When I started doing genealogy research almost a decade ago, I was all about identifying my direct-line ancestors and making my tree taller. I committed to not adding anyone to my tree, thank goodness, unless I had at least one documented source that linked that person to my family. But once I added someone and filled in the basic birth, marriage, death and census data, I moved on.
Then, a few years later, I realized that I would benefit from adding collateral relatives to the tree. (It seems painfully obvious to me now, but it didn’t when I started.) All along, I struggled with maintaining focus and, in 2014, I devised a strategy of focusing on one of my four lines per quarter, rather than jumping all over my family tree when I sat down to research.
Three years later, in 2017, I decided to spend a year on one line, my paternal grandfather’s line (Adams) and then extended that year to 18 months. I tried shifting gears to my paternal grandmother’s line (Rasco), but the Adamses keep drawing me back.
The Adams family was the focus of my recent Kentucky research trip. Specifically, I’ve spent the majority of my time on my 2nd great grandfather, George Washington Adams (1845-1938).
When I attended the National Genealogical Society conference in May, I heard Elizabeth Shown Mills talk four times. Several of those talks have inspired me to dig deeper on this ancestor. Her talk on context, in particular, had a big impact. In it she offered an explanation for why context is so important, along with specific suggestions for how to find context for our ancestors’ lives. It really makes me want to try to understand what life was like for this man and his family.
Why George? He fought for the Union in the Civil War, and I sent away for his pension file back in 2015. It was a thick one: 138 documents and 236 scanned pages. But I realize now it only gave me a window into a small portion of his life. I transcribed that file so I became very familiar with his life while he was living in the National Home for Disabled Soldiers from 1922-1933 and the five years after he left it until his death. (He would move from adult child to adult child fairly frequently and telegraph the pension office every time he did it so he wouldn’t miss a check.) But none of those documents gave me an inkling that he served in the state legislature in the 1890s and early 1900s and also was a magistrate during that time. That I gleaned through newspaper research later.

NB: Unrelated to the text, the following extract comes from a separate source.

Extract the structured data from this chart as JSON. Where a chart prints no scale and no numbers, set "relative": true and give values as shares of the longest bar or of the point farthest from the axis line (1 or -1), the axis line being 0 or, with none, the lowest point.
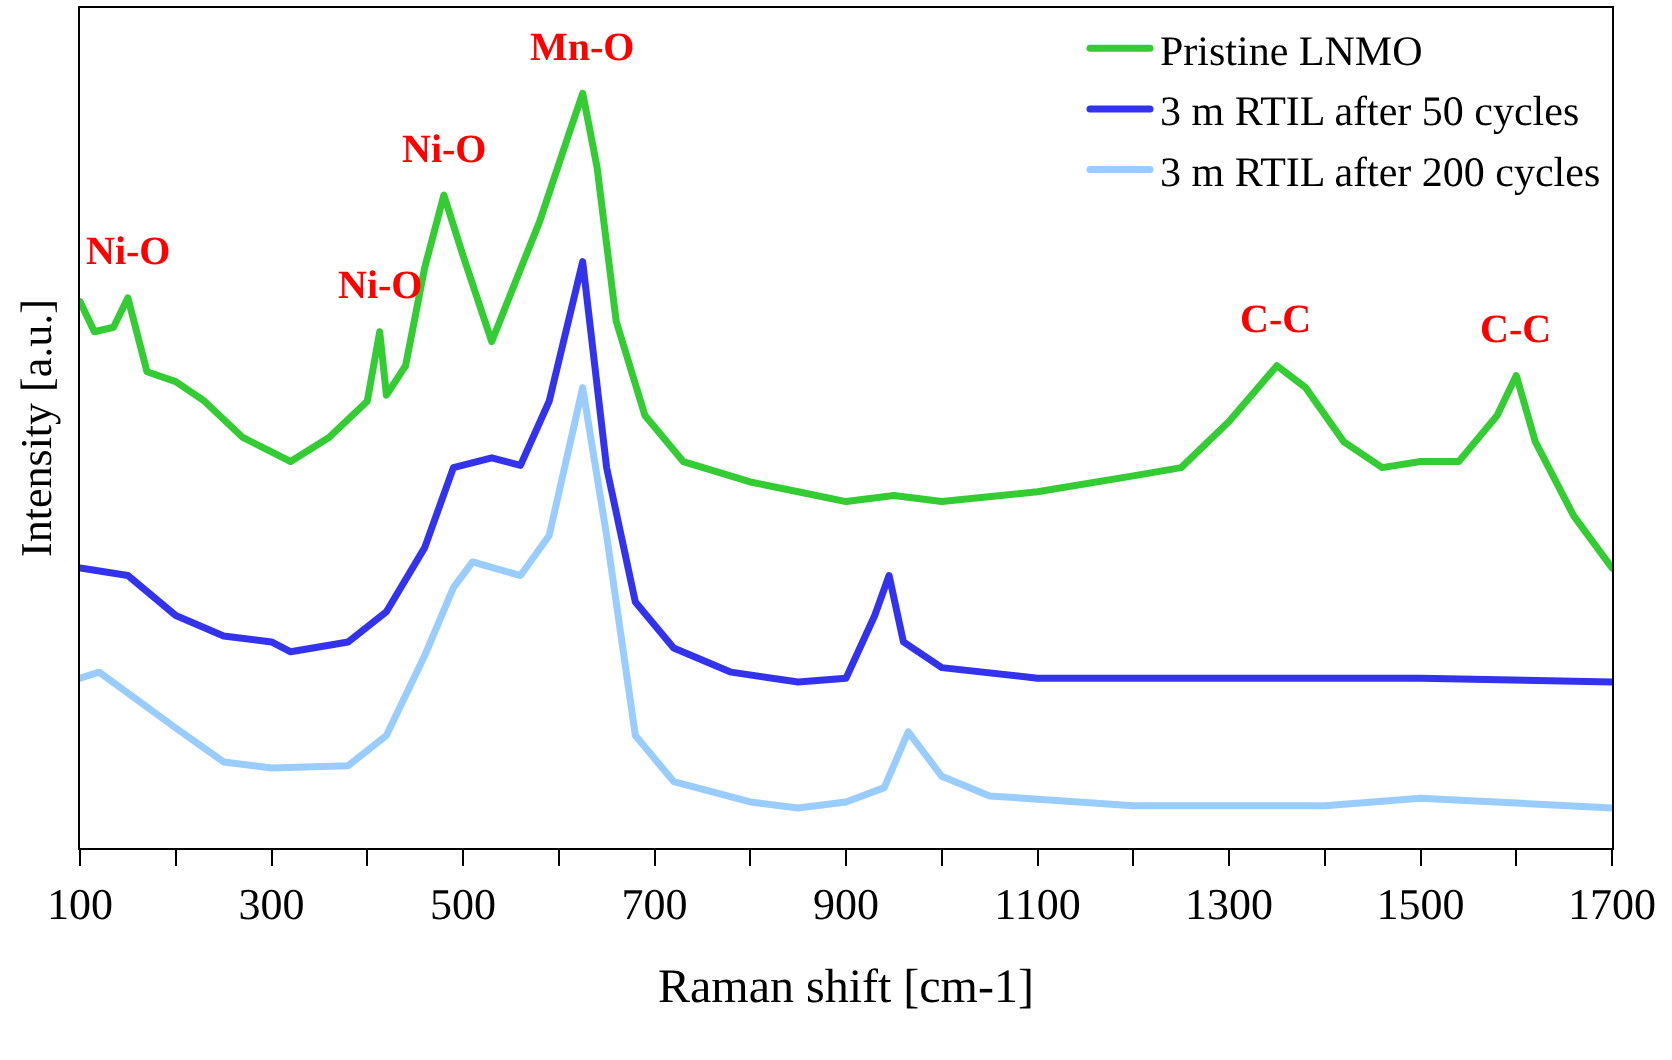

After his first wife died in 1902, he had a seemingly acrimonious second marriage, with two divorce filings (one of which was completed). He had twelve children, and his youngest child was born 40 years after his oldest (my great grandfather, Elmer Henry Adams).

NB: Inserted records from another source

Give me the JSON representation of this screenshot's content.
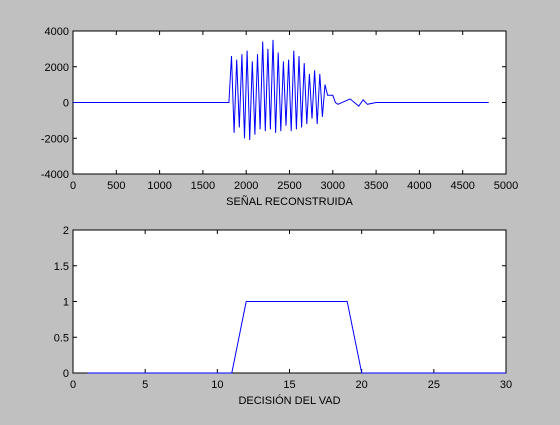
{
  "chart_data": [
    {
      "type": "line",
      "xlabel": "SEÑAL RECONSTRUIDA",
      "ylabel": "",
      "xlim": [
        0,
        5000
      ],
      "ylim": [
        -4000,
        4000
      ],
      "xticks": [
        0,
        500,
        1000,
        1500,
        2000,
        2500,
        3000,
        3500,
        4000,
        4500,
        5000
      ],
      "yticks": [
        -4000,
        -2000,
        0,
        2000,
        4000
      ],
      "grid": false,
      "line_color": "#0000ff",
      "series": [
        {
          "x": [
            0,
            1800,
            1830,
            1860,
            1890,
            1920,
            1950,
            1980,
            2010,
            2040,
            2070,
            2100,
            2130,
            2160,
            2190,
            2220,
            2250,
            2280,
            2310,
            2340,
            2370,
            2400,
            2430,
            2460,
            2490,
            2520,
            2550,
            2580,
            2610,
            2640,
            2670,
            2700,
            2730,
            2760,
            2790,
            2820,
            2850,
            2880,
            2910,
            2940,
            2970,
            3000,
            3030,
            3060,
            3200,
            3300,
            3350,
            3400,
            3500,
            4800
          ],
          "y": [
            0,
            0,
            2600,
            -1700,
            2400,
            -1400,
            2700,
            -2000,
            2900,
            -2100,
            2300,
            -1800,
            2700,
            -1500,
            3400,
            -1600,
            3000,
            -1500,
            3500,
            -1700,
            2800,
            -1600,
            2300,
            -1300,
            2400,
            -1600,
            2900,
            -1500,
            2600,
            -1400,
            2200,
            -1200,
            1600,
            -900,
            1800,
            -1200,
            1600,
            -800,
            1000,
            400,
            400,
            400,
            0,
            -100,
            200,
            -200,
            150,
            -100,
            0,
            0
          ]
        }
      ]
    },
    {
      "type": "line",
      "xlabel": "DECISIÓN DEL VAD",
      "ylabel": "",
      "xlim": [
        0,
        30
      ],
      "ylim": [
        0,
        2
      ],
      "xticks": [
        0,
        5,
        10,
        15,
        20,
        25,
        30
      ],
      "yticks": [
        0,
        0.5,
        1,
        1.5,
        2
      ],
      "grid": false,
      "line_color": "#0000ff",
      "series": [
        {
          "x": [
            1,
            11,
            12,
            19,
            20,
            30
          ],
          "y": [
            0,
            0,
            1,
            1,
            0,
            0
          ]
        }
      ]
    }
  ]
}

All this interesting on the face of it. But what I want to do is to research it within the context of life at the time he was living. And once I’ve done that, I’d like to revisit the many documents I have for him and look at them in the proper context.
I think I’ll start with more newspaper research. (Instead of searching for familiar names, I’ll actually read the articles.) I’d like to research some of the people who lived around him to help fill out the picture as well. The syllabus from Elizabeth Shown Mills’ talk on context will be a guide for the types of sources I can consult to really paint a picture of the 93 years during which George Washington Adams lived.
But before I get started, I want to process the documents I found during my research trip, which will be the focus of this month’s 30 x 30 challenge for me. But I’m excited to dig into George’s life and times and see where it takes me!